А что же свобода зрителя? <…> … люди театра внушали зрителю, что он всегда не прав, что его вкусы неправильные и его желания тоже. В театре вам не должно быть хорошо, удобно, комфортно, а должно быть тяжело скучно, страшно, а иногда и небезопасно, даже если вы не хотите — надо»[15].
— Автор этого высказывания говорит о театре драматическом. Но в музыкальном еще страшнее. Это режоперное «надо» — «оружие массового уничтожения» не только свободы зрителя, но и существования жанра. Там же музыка на кострах пылает.
— Кстати, любопытно, что автор книги о «театре возвышенного», завершая свой анализ, в чем-то вторит тем, кто с ней не согласен. Она утверждает, что ситуация меняется, и приходит конец «возвышенной эпохи» театра Кушея.
«Если раньше его спектакли оскорбляли публику безошибочностью и бестактностью попадания в болевые точки, то сейчас — небрежением к этой самой публике; и от бесконечного чтения этого словаря понятливый зритель оскорбится — теперь уже оттого, что в его понятливости усомнились; непонятливый же прикроет ладонью зевок и отведет глаза»[16].
И, может быть, не случайно разговоры о постмодерне как-то все больше сменяются обсуждением идеи нового модерна или сверхмодерна. Похоже, возникает осознание того, что любой человек в чем-то Орфей, и он не может долго жить безголосым…
— Как хочется кончить главу на этой обнадеживающей ноте. Но не окажется ли она фальшивой?
«Культурный апокалипсис» шагает по земле семимильными агами. «Шаги командора» слышны все громче и громче…»[17]
— Так что же? Полный перформанс? «Завтра сожгу тебя»?

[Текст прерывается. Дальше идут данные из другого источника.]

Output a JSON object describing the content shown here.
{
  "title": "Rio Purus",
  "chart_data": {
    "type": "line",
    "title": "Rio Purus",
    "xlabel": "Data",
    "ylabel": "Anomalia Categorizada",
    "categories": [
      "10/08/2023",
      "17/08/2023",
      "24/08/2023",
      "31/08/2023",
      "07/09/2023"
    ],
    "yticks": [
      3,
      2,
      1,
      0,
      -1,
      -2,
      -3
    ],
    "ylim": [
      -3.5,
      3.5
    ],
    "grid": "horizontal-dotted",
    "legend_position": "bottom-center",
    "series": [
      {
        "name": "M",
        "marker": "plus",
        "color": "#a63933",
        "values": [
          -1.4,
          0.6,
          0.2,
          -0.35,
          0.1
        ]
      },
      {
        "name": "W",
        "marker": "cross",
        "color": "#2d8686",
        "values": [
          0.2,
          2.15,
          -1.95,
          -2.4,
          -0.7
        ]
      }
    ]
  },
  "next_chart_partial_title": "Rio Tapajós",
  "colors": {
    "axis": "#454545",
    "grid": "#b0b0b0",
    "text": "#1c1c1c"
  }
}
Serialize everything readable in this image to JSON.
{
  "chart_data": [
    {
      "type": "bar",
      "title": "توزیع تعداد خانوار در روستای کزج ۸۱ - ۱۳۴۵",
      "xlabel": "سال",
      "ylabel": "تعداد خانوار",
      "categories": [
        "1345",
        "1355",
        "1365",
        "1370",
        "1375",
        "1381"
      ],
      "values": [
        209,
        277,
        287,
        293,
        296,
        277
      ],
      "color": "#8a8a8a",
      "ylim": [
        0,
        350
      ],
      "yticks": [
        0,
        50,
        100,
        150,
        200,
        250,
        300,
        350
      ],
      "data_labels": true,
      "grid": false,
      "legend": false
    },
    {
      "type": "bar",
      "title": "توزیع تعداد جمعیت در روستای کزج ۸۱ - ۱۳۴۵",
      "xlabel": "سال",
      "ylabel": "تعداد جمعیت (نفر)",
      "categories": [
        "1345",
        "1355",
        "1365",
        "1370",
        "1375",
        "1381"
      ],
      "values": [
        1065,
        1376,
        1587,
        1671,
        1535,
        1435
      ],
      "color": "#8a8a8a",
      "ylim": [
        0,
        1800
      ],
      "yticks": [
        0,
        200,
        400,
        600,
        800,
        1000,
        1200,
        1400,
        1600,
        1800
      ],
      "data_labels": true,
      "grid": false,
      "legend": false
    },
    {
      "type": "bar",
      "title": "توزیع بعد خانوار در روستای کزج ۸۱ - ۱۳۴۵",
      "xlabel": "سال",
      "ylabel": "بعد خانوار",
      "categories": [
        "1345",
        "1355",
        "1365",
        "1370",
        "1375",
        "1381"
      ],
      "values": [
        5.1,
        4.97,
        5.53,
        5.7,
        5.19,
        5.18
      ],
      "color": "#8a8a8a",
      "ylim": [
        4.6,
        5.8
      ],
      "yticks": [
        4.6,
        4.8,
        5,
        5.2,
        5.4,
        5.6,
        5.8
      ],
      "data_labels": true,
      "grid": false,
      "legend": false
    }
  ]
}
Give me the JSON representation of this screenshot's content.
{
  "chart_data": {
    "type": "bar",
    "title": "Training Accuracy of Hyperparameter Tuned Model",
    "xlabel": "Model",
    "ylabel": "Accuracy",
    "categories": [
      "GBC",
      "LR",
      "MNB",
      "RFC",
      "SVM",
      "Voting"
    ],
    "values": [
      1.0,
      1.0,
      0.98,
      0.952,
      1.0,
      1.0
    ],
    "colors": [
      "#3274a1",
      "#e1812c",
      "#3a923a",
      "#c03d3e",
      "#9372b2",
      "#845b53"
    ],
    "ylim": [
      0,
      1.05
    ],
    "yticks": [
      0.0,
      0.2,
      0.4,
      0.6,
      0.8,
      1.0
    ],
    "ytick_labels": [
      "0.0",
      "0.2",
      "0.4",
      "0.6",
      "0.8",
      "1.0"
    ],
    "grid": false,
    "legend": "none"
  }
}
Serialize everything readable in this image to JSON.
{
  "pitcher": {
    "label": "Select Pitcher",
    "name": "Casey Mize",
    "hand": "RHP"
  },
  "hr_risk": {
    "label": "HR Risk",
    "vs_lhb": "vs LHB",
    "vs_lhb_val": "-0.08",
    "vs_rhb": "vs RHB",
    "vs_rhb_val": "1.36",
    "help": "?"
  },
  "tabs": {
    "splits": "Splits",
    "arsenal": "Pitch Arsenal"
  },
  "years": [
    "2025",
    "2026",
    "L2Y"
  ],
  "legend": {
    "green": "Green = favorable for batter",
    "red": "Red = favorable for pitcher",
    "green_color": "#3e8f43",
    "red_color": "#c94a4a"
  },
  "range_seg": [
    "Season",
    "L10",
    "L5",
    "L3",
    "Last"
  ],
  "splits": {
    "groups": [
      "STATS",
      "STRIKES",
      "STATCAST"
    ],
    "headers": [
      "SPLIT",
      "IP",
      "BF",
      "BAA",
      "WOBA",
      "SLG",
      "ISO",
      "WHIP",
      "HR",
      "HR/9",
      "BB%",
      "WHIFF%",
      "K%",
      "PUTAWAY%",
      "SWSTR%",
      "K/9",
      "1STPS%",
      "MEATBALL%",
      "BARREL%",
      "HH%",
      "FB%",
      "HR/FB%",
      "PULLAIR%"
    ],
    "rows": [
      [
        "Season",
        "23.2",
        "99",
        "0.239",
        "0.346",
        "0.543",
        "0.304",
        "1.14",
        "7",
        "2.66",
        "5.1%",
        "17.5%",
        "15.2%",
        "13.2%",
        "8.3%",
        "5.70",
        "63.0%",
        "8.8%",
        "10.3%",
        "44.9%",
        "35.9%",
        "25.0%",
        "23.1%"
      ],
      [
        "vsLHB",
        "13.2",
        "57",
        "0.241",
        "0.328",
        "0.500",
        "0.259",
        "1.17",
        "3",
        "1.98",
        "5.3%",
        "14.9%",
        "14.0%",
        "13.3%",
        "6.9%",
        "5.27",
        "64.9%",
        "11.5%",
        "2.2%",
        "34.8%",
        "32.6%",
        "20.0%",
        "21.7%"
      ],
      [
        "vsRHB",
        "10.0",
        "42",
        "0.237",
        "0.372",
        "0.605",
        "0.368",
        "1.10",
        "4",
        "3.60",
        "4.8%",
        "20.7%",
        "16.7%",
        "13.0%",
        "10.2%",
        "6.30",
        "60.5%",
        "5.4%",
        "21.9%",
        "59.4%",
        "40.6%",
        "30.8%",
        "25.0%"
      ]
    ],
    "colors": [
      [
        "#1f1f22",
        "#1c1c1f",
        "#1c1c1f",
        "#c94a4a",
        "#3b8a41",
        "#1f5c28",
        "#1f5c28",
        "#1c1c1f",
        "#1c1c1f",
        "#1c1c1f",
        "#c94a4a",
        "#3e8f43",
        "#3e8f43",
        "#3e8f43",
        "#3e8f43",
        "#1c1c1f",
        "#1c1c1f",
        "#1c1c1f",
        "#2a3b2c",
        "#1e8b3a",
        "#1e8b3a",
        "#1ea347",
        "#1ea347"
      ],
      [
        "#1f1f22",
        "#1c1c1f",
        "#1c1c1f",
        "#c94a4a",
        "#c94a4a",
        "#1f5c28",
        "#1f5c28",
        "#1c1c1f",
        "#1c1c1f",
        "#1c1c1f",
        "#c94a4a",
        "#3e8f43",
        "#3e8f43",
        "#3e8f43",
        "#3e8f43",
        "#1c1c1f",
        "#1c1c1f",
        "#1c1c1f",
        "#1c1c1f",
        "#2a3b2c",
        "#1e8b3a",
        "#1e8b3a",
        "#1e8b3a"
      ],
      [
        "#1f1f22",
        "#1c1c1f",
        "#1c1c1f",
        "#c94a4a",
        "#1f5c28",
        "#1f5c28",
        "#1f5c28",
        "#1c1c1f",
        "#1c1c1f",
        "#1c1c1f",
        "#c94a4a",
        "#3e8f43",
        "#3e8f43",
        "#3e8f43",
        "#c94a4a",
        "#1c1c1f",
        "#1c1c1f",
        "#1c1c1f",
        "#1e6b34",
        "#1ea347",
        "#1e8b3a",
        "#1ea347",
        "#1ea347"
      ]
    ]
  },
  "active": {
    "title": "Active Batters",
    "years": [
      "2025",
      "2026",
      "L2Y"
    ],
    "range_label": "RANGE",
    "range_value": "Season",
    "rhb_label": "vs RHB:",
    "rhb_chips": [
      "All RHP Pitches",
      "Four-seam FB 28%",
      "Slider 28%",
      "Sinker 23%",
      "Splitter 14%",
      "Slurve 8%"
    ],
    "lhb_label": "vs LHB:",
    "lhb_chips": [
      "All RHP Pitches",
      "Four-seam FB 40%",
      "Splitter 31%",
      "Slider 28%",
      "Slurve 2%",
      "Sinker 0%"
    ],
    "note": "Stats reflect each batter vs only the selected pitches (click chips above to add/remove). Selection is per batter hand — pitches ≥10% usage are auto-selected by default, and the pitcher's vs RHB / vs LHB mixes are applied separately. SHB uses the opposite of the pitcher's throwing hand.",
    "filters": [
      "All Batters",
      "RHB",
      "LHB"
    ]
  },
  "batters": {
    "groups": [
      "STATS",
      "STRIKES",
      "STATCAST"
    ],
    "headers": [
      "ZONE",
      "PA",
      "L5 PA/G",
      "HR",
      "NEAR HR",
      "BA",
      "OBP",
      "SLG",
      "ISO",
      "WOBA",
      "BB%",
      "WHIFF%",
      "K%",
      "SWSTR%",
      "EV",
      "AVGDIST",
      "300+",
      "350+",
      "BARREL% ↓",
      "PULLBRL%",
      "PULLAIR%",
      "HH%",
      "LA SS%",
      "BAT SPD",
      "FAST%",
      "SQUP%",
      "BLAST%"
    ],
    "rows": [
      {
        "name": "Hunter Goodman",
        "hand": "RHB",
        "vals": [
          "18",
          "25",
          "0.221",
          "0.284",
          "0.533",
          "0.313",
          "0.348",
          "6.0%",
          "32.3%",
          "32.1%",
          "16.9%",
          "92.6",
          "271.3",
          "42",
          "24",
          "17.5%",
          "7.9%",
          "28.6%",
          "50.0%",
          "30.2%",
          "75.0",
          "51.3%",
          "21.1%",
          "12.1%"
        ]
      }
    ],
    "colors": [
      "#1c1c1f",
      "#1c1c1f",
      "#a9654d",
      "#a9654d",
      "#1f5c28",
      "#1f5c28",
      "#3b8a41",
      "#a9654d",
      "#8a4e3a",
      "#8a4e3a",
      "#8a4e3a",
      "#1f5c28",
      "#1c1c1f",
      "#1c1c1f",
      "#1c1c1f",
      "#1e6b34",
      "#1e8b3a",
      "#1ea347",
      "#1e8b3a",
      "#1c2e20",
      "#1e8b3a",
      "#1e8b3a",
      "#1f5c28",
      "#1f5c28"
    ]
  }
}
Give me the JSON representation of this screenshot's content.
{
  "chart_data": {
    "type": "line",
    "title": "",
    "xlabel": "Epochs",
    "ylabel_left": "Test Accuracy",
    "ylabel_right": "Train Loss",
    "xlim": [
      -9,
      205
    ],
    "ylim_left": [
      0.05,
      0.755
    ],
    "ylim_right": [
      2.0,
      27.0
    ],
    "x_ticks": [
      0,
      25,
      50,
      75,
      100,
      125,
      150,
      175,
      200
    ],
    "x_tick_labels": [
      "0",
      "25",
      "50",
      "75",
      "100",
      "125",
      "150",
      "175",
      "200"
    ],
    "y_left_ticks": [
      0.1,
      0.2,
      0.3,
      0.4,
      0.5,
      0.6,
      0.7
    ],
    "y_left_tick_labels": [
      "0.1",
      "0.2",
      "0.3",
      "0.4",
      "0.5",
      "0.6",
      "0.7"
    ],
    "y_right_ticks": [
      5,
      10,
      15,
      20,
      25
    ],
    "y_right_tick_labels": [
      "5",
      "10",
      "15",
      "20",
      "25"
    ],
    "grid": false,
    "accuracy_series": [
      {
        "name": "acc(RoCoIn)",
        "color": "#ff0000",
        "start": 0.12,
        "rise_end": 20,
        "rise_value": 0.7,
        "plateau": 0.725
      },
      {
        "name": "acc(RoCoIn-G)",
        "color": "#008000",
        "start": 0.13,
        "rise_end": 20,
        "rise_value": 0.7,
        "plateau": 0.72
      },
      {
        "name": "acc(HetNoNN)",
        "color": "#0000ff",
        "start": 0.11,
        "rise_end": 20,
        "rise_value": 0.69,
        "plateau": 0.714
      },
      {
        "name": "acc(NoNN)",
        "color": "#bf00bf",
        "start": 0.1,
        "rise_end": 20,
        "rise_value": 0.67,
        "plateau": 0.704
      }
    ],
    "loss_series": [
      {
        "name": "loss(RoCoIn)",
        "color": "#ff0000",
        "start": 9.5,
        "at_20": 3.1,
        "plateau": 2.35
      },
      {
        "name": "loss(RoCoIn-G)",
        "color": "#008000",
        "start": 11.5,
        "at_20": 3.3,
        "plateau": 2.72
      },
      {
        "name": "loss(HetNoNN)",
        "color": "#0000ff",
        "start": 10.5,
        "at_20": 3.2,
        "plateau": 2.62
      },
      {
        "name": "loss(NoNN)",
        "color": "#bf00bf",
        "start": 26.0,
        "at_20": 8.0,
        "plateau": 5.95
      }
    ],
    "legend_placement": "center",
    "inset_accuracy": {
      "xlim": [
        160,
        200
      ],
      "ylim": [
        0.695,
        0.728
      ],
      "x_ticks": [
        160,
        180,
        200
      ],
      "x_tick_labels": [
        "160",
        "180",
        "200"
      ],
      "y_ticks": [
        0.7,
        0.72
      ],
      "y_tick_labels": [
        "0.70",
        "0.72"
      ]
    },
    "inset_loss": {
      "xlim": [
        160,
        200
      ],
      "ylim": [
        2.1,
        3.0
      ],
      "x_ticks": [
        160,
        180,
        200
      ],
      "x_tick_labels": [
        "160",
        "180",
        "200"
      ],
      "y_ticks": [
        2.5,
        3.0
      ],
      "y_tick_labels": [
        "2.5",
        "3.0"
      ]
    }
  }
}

— Это кровожадное «Завтра» пока не настало. Ситуация угрожающая, но не безнадежная. Разбушевавшаяся «неопера», мечтающая о безоговорочной капитуляции оперы ее не добьется. Не должна добиться. Надежда на это — самый позитивный вывод из всего, чем можно себе позволить завершить эту главу.
* * *
Глава 17
«Жизнь расстилает плед…»
Миг отмеряет срок.
Даль отворяет дверь.
И миражи растаявших ненастий
Сулят мне явь нетающего счастья.
Луч раздвигает ночь.
Жизнь расстилает плед.
И, зажигая звезды, словно свечи,
Напев любви слетает мне на плечи…[18]
Рано или поздно всякое путешествие по дорогам прошлого выводит нас на порог сегодняшнего дня.
Ни одна мемуарная книга не сочтет и не перескажет все завитки и узоры прошедшего. И в предрассветных сумерках памяти, озаренной светом настоящего, пришло время финальной коды этой книги-ноктюрна.
— Юрий Георгиевич, отдалимся от хронологии и вернемся к началу. Расскажите, как и почему появился ваш псевдоним?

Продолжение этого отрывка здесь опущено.